Music and sound are terrific for its time as well. Music is of top-notch quality, even to today's standards. Same goes for the speech and sound effects. It might not be surround, but the stereo sound certainly doesn't take down on the atmosphere of the game.
A few downers for Warcraft are obviously known by Blizzard, as they fixed those in Warcraft II, but it feels slightly odd in number I. To move a unit, you always have to select the Move icon before moving it. The few seconds this takes can be decisive for the outcome of your mission. Another thing is that you can't select more than four troops in a group, so attacking with large groups will take alot of time, as you'll need to select each small group of four, give them the same order as before and hope the troups before will manage until enough others have arrived. These reduce the gameplay slightly, but not so much anybody with some strategic insight can't overcome these slight problems. At the end, it adds to the challenge.

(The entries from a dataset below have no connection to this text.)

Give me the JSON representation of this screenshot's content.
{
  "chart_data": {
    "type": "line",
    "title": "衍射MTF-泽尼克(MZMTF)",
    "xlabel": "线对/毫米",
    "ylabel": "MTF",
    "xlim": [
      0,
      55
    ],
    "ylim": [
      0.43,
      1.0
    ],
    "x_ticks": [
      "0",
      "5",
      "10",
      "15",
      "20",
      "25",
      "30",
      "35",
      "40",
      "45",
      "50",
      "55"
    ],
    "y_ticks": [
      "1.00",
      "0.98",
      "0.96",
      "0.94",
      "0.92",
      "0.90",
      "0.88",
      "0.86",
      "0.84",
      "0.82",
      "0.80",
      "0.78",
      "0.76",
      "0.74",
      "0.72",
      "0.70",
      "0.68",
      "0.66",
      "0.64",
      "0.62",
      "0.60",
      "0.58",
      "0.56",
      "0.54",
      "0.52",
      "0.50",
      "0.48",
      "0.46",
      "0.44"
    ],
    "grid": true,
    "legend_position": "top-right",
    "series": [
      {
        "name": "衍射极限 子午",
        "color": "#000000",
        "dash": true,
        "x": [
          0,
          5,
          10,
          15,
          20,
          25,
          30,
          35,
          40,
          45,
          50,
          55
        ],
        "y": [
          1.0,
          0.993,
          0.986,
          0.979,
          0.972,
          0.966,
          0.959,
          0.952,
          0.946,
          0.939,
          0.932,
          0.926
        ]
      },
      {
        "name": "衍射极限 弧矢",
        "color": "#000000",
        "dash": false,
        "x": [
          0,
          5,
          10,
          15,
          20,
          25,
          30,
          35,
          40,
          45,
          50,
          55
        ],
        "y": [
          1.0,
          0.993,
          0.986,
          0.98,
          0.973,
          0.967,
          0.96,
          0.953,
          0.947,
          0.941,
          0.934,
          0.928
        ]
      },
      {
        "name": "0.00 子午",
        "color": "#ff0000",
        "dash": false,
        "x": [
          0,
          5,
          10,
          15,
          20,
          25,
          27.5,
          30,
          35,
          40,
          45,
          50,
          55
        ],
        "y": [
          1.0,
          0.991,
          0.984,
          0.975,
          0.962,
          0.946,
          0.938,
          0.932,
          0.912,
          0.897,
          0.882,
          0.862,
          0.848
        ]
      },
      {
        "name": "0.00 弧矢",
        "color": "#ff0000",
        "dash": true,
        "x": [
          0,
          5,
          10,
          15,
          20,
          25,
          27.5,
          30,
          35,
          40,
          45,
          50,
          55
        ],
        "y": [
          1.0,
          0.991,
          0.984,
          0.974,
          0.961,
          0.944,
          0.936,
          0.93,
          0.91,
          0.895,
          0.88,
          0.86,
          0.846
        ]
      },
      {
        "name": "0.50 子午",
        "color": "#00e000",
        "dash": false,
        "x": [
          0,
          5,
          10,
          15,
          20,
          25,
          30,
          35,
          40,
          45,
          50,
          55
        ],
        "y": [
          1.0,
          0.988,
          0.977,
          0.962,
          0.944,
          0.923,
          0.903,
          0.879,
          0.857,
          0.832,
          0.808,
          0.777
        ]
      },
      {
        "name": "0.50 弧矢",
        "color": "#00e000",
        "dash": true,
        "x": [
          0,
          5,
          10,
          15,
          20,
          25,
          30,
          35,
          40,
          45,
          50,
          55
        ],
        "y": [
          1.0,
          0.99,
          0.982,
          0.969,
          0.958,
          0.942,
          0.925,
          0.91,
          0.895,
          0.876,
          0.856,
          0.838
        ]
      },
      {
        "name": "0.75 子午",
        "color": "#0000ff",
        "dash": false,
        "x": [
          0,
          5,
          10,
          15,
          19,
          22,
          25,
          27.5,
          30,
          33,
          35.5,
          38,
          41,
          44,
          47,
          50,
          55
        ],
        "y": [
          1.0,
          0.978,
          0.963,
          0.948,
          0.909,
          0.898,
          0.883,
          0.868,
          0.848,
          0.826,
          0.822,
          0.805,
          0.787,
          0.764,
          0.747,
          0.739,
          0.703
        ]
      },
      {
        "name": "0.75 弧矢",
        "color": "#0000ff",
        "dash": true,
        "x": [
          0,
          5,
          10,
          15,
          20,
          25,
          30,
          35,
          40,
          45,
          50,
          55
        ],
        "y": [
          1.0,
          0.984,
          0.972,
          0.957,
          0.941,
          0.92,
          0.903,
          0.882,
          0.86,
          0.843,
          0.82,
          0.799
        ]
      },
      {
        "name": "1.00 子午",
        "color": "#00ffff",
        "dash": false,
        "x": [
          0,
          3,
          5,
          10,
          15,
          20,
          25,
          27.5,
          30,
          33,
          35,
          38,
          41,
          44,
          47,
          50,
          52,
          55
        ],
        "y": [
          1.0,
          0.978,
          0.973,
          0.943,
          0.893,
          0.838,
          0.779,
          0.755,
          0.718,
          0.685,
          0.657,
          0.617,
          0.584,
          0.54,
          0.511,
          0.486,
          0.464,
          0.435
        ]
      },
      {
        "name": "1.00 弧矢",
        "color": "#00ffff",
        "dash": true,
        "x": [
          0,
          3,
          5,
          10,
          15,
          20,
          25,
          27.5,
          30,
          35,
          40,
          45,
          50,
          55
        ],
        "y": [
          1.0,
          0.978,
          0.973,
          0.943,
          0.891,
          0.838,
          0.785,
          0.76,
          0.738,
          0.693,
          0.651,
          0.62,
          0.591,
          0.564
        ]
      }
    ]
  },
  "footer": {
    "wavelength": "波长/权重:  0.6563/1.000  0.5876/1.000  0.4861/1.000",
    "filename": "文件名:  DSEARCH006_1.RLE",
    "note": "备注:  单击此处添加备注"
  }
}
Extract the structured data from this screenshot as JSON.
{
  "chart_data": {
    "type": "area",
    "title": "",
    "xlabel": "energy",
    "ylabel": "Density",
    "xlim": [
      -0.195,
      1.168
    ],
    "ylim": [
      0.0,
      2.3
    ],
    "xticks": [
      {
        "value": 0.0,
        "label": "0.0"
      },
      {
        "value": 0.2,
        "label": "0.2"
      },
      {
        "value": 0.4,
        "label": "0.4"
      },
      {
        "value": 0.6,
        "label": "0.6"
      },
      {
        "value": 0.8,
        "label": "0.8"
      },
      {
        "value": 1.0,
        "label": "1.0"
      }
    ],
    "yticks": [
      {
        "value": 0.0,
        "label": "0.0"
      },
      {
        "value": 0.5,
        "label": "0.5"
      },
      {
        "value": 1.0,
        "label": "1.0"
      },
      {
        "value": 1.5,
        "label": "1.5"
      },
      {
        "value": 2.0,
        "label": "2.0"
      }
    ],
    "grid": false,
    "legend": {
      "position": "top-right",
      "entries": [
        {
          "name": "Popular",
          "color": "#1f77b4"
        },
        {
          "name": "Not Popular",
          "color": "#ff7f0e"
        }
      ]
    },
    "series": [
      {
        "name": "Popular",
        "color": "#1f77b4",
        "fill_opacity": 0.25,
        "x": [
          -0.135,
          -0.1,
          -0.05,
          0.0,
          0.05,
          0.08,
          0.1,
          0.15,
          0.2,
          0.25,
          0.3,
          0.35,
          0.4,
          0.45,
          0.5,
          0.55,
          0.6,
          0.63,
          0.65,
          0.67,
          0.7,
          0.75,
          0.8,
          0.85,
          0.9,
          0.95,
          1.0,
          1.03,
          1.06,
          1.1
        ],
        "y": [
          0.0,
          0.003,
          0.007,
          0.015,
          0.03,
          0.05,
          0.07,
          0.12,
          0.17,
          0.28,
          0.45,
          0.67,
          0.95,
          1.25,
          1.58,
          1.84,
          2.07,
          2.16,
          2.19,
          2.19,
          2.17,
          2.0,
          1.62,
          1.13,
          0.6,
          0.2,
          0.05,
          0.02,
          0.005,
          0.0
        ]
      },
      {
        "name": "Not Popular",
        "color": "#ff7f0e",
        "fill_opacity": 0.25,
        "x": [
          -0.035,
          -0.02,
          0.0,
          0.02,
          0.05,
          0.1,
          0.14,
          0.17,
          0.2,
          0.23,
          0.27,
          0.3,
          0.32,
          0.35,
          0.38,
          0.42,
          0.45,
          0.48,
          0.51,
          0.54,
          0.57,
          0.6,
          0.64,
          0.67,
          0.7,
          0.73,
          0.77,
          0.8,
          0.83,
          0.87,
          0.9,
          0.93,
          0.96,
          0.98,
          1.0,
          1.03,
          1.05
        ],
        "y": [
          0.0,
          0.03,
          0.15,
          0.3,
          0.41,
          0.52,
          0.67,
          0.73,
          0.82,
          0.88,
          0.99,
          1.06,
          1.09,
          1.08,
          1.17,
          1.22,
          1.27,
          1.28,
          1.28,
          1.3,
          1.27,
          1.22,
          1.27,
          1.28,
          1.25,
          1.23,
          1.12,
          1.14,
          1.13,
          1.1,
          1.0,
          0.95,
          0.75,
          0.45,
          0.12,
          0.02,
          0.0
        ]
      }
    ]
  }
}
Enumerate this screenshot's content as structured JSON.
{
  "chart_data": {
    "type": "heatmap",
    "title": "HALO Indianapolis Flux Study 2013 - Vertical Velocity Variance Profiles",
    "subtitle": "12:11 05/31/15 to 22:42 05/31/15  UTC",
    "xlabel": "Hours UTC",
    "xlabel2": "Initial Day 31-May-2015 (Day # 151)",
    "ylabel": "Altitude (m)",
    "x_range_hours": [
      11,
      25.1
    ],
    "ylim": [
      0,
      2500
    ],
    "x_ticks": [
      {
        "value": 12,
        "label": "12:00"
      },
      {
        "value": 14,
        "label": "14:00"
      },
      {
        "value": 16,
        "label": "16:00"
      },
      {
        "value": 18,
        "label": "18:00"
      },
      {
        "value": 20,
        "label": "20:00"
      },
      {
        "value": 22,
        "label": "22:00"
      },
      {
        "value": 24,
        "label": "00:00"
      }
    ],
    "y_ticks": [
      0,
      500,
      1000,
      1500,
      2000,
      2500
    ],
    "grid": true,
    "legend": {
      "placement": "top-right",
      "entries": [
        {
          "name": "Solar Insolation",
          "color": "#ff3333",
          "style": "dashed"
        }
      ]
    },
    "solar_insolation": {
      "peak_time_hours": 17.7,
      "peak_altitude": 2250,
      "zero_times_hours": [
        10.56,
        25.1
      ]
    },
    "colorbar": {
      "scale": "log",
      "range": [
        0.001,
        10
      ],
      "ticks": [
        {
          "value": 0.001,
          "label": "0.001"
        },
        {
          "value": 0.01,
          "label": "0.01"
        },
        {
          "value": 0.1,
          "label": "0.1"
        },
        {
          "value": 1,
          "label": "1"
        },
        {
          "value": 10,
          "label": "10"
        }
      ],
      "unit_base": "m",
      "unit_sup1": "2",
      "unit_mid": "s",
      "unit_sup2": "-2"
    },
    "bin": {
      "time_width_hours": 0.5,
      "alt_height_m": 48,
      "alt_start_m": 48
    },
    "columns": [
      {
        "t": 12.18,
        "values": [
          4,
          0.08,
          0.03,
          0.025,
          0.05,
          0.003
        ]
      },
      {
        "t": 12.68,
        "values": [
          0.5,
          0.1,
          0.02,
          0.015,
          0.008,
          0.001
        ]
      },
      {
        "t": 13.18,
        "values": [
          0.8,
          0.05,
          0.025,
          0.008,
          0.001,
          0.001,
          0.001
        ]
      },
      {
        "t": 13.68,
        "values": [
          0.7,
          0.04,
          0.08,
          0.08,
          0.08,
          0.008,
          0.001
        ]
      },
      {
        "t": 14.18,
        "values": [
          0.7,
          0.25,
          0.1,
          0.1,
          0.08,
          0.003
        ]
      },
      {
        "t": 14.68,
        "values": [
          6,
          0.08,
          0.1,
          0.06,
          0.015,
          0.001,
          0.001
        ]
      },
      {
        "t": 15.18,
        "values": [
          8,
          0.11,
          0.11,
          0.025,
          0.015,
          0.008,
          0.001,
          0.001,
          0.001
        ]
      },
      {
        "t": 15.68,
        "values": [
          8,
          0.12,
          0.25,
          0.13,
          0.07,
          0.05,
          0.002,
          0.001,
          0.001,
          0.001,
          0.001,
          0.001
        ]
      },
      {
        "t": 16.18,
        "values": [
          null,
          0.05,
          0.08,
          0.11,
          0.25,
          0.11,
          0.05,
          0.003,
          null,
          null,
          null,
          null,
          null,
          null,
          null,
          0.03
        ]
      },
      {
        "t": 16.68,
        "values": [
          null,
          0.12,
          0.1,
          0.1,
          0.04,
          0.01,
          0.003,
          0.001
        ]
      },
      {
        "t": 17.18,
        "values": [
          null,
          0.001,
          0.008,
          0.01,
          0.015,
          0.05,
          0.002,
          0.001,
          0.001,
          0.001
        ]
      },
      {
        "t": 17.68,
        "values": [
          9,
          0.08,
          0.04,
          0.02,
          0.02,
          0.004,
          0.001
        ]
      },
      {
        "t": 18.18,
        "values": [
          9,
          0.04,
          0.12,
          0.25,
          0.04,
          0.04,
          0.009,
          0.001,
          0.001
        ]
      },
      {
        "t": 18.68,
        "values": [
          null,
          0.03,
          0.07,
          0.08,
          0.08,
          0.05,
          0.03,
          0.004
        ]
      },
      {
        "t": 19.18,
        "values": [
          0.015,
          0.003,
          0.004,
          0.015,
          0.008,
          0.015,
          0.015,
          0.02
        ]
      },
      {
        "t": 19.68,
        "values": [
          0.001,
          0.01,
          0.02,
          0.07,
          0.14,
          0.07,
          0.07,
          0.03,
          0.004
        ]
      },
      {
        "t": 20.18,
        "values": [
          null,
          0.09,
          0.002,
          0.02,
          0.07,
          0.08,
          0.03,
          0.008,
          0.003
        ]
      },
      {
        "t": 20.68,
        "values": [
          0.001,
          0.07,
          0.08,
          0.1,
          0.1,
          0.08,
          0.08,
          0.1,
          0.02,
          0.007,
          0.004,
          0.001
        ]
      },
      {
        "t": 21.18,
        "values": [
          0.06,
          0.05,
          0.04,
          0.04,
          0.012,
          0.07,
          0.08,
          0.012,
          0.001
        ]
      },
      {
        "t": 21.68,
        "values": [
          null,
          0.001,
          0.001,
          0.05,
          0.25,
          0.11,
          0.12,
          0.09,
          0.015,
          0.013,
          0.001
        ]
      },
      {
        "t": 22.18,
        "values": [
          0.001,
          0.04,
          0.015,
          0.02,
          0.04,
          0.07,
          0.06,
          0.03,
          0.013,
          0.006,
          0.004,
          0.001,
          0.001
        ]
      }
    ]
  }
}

Any gamer can't be a true gamer without having played Warcraft, so if you concider yourself a gamer, grab this game. If you already have played it, you'll know why. Otherwise, you're not a true gamer and need to get it in order to get closer to becoming one.
The CD version of Warcraft seems to hang at the main menu unless you press the ALT-TAB key combination to leave the DOS window (this will not exit the game on either Windows XP or DOSBox), then simply select the window (it may have minimized to the taskbar). You will now be able to enjoy the game without interruption!
The CD version of Warcraft also comes with the Warcraft Unit Editor (run by opening WAR_EDIT.EXE), which allows you to create and edit your own units. However, this has not been tested, so there are no guarantees on how it will run.